Die Heirat ist eine Allianz zwischen Haushalten

Ansonsten werden noch ein großer Wohnzimmerteppich, ein Bügelbrett, mehrere Kissen, ein Mikrowellenherd und einige kleinere Gegenstände überreicht. Interessanterweise steht Dschasira nur im Kreis, während die Mutter und die Schwestern des Bräutigams die Sachen von den Verwandten der Braut in Empfang nehmen. So verdeutlicht sich, dass eine Heirat nach den in Kasachstan geltenden kulturellen Vorgaben nicht eine Verbindung zwischen Individuen darstellt, sondern eine Allianz zwischen Haushalten, die sich über den Gabentausch symbolisiert.

Ich helfe, die Sachen im Schlafzimmer zu deponieren. Dort hat auch schon Jergalis Mutter eine Decke auf dem Boden ausgebreitet und holt die sölgebai hervor. Dies ist eine zweigeteilte, schulranzengroße Tasche, in deren einen Flügel sich baursak, eine Art kasachisches Brot, und im anderen Fleisch befindet. Die Frauen setzen sich im Kreis auf die Decke und auf die Sofagarnitur. Zunächst spricht Jergalis Mutter, dann eine Vertreterin der Verwanden Dschasiras ein Gebet, dem die Anwesenden aufmerksam lauschen, die Hände mit den Handflächen nach oben haltend. Sind die letzten Worte ausgesprochen, teilt die Mutter das Fleisch auf und die Frauen greifen zu. Gegessen wird in Anbetracht des vorangegangenen umfangreichen Mals nur symbolisch.

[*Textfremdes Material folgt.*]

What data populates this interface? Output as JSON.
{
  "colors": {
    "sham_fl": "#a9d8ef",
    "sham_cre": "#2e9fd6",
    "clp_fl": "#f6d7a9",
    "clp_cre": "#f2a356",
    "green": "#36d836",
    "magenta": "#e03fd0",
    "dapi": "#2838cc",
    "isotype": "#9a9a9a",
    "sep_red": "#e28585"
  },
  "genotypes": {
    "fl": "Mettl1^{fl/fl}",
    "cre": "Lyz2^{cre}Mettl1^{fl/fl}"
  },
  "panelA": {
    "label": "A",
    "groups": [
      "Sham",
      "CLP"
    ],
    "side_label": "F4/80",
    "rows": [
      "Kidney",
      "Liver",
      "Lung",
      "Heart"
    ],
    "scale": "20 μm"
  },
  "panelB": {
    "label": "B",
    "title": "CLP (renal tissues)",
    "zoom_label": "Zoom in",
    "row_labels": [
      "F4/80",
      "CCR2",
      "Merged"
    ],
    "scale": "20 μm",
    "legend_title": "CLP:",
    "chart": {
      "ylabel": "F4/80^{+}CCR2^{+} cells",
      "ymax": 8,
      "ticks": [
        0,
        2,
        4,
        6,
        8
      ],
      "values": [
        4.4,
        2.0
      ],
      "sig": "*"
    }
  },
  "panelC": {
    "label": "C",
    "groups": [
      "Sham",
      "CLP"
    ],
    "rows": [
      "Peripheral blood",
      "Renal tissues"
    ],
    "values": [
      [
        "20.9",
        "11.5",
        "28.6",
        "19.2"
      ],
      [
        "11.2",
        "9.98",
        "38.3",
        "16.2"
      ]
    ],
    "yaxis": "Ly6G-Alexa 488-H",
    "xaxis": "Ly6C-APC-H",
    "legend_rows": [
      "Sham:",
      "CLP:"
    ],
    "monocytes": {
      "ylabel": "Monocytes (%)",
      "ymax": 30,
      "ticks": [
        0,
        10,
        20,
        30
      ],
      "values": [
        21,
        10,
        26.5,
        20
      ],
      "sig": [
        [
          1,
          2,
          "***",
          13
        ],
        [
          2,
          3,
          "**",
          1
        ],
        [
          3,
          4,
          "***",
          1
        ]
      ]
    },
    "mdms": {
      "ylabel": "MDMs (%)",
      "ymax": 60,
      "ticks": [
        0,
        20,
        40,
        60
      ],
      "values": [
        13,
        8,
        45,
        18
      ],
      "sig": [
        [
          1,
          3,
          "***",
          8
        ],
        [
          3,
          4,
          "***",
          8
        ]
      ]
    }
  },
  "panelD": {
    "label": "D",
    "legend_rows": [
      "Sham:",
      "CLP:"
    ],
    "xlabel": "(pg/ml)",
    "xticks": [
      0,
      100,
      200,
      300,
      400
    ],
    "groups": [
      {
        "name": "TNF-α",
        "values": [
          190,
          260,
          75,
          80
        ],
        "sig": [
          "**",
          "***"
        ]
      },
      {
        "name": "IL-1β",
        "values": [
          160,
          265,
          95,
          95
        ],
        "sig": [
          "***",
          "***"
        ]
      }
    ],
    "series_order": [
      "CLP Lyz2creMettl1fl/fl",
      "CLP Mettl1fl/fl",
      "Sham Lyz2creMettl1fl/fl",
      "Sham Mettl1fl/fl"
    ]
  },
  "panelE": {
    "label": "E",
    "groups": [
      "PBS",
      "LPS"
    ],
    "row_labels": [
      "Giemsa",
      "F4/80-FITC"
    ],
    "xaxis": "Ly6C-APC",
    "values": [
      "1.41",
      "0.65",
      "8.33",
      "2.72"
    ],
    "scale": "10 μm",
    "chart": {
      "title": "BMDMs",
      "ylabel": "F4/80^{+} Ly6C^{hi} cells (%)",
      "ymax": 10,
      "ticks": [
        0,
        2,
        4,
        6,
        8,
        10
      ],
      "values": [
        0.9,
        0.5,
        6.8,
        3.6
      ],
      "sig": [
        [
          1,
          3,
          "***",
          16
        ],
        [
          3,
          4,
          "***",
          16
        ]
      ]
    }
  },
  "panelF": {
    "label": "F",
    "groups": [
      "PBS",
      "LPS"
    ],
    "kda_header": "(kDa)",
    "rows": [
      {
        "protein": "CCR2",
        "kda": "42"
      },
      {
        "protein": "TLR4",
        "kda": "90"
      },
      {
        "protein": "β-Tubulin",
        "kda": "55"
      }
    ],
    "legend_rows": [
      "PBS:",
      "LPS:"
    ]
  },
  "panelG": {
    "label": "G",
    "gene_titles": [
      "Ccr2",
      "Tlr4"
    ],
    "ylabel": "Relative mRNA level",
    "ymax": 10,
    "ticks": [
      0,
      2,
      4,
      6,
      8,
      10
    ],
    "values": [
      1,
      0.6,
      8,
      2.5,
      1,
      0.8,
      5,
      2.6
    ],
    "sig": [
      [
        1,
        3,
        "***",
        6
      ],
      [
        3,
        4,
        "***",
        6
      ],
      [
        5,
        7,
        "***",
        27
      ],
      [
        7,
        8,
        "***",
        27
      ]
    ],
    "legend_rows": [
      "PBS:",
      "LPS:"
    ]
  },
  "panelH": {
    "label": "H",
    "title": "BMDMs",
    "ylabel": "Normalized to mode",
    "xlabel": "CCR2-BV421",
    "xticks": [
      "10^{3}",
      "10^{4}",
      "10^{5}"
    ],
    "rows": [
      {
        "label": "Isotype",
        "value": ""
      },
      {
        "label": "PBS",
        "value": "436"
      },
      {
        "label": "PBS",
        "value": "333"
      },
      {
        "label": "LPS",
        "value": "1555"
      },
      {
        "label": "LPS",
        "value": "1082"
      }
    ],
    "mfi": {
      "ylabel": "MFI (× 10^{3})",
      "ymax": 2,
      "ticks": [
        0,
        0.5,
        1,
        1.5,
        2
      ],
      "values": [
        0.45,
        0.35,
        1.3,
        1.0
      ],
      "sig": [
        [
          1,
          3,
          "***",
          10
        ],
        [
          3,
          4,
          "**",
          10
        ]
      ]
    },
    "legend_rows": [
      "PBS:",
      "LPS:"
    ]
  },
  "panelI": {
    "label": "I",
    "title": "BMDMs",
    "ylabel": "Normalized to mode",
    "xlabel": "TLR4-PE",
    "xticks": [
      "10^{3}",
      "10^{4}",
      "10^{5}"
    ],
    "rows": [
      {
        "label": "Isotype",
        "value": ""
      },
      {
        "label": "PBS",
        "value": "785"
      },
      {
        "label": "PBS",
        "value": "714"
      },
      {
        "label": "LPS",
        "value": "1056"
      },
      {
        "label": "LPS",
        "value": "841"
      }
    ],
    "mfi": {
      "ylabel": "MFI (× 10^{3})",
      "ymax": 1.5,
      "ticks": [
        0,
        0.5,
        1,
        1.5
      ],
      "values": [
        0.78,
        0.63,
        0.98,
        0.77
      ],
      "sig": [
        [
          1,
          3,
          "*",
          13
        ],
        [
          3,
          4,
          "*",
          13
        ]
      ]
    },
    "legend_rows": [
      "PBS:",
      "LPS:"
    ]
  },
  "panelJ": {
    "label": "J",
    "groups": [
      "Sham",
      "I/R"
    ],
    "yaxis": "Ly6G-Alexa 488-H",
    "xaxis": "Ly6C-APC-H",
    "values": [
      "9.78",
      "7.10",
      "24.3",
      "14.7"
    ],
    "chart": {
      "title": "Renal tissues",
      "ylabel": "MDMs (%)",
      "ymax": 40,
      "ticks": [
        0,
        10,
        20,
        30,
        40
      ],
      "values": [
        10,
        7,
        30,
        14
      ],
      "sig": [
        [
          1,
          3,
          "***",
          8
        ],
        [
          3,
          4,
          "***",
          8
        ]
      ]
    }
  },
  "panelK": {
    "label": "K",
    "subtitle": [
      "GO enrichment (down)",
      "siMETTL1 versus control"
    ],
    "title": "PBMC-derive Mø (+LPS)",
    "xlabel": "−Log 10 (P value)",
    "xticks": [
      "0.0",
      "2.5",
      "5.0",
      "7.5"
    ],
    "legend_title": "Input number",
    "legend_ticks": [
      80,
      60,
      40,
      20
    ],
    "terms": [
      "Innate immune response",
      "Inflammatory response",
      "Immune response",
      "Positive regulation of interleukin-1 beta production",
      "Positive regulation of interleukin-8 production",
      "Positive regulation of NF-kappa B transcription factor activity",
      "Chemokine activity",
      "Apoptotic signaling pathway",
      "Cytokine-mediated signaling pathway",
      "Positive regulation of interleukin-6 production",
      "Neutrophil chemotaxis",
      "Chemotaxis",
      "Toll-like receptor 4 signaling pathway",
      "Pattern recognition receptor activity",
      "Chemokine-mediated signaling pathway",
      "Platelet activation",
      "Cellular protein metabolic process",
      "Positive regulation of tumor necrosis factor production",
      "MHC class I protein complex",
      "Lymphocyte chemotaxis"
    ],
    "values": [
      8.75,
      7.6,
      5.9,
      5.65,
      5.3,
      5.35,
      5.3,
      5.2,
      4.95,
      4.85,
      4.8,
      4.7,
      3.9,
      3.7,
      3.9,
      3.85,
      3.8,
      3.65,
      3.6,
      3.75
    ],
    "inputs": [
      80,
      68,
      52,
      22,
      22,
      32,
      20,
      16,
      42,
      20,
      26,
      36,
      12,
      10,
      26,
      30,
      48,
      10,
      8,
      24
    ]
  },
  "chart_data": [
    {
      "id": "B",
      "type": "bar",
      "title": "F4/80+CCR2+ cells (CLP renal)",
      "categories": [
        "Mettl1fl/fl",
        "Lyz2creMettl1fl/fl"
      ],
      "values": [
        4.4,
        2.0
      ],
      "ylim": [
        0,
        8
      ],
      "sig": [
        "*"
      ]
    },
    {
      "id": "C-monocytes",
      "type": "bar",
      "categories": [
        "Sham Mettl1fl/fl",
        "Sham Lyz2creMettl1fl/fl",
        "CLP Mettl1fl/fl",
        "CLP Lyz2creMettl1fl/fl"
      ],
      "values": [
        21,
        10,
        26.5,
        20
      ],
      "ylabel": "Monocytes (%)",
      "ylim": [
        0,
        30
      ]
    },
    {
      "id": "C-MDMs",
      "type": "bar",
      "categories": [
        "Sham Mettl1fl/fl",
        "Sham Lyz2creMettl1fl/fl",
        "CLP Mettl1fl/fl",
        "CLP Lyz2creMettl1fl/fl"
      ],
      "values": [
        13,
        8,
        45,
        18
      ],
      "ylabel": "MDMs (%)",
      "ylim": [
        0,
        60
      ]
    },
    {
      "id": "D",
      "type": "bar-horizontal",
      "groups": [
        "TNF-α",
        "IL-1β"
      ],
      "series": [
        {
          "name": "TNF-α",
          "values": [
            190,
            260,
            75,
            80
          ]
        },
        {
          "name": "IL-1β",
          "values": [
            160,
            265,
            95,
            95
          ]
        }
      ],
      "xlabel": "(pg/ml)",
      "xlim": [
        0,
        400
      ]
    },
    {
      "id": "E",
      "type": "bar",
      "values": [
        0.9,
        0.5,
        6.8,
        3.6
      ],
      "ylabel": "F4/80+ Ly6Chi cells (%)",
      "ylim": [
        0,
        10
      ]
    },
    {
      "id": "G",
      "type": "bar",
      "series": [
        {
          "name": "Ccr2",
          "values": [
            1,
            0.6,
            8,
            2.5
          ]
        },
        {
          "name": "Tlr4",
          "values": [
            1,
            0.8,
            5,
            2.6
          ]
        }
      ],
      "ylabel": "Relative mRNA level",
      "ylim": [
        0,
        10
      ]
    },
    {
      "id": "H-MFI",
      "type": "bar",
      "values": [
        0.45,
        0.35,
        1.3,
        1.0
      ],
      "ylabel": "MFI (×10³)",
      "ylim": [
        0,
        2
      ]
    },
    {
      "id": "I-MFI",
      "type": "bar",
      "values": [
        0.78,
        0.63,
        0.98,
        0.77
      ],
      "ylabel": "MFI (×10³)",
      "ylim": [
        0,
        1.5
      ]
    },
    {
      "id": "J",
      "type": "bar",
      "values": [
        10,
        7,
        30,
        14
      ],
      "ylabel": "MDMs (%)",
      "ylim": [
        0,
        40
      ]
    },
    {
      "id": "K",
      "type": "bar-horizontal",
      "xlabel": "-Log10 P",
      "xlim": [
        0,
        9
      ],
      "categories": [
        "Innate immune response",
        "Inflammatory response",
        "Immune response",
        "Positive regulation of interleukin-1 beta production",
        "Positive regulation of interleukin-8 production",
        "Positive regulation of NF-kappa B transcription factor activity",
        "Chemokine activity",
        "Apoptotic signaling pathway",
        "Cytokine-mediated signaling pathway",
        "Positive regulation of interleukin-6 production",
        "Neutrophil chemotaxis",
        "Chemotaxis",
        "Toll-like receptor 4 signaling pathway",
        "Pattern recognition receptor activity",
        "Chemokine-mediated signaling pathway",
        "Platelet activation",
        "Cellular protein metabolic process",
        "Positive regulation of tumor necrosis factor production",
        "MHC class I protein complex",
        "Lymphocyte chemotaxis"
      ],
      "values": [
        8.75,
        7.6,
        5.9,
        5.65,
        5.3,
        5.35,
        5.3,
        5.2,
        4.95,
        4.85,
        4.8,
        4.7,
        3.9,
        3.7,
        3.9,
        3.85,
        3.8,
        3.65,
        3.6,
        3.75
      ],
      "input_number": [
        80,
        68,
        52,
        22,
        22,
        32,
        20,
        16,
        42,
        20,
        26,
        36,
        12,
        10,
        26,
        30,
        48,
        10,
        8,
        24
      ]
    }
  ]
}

Auch hier werden nach dem Essen, wie auf dem großen Hochzeitsfest toy bastar, die Gastgeschenke, verteilt. Diesmal sind es neben Kleidungsgegenständen auch Schmuck, wovon sich die geladenen Frauen ein ihnen dem Alter nach zustehendes Stück an sich nehmen. Nach dem Verteilen löst sich die Gruppe langsam auf. Dschasira bedankt sich herzlich, aber es ist ihr anzusehen, dass das Fest heftig an ihren Kräften gezehrt hat. Auf dem Hof verabschieden sich die beiden Parteien voneinander, wobei schon die nächsten Einladungen ausgesprochen werden. Als das Hoftor geschlossen wird, atmen Jergali und Dschasira sichtlich auf. Geschafft! Das lange Hochzeitsritual, das sich in mehreren Stadien über sechs Wochen hinzog, ist abgeschlossen.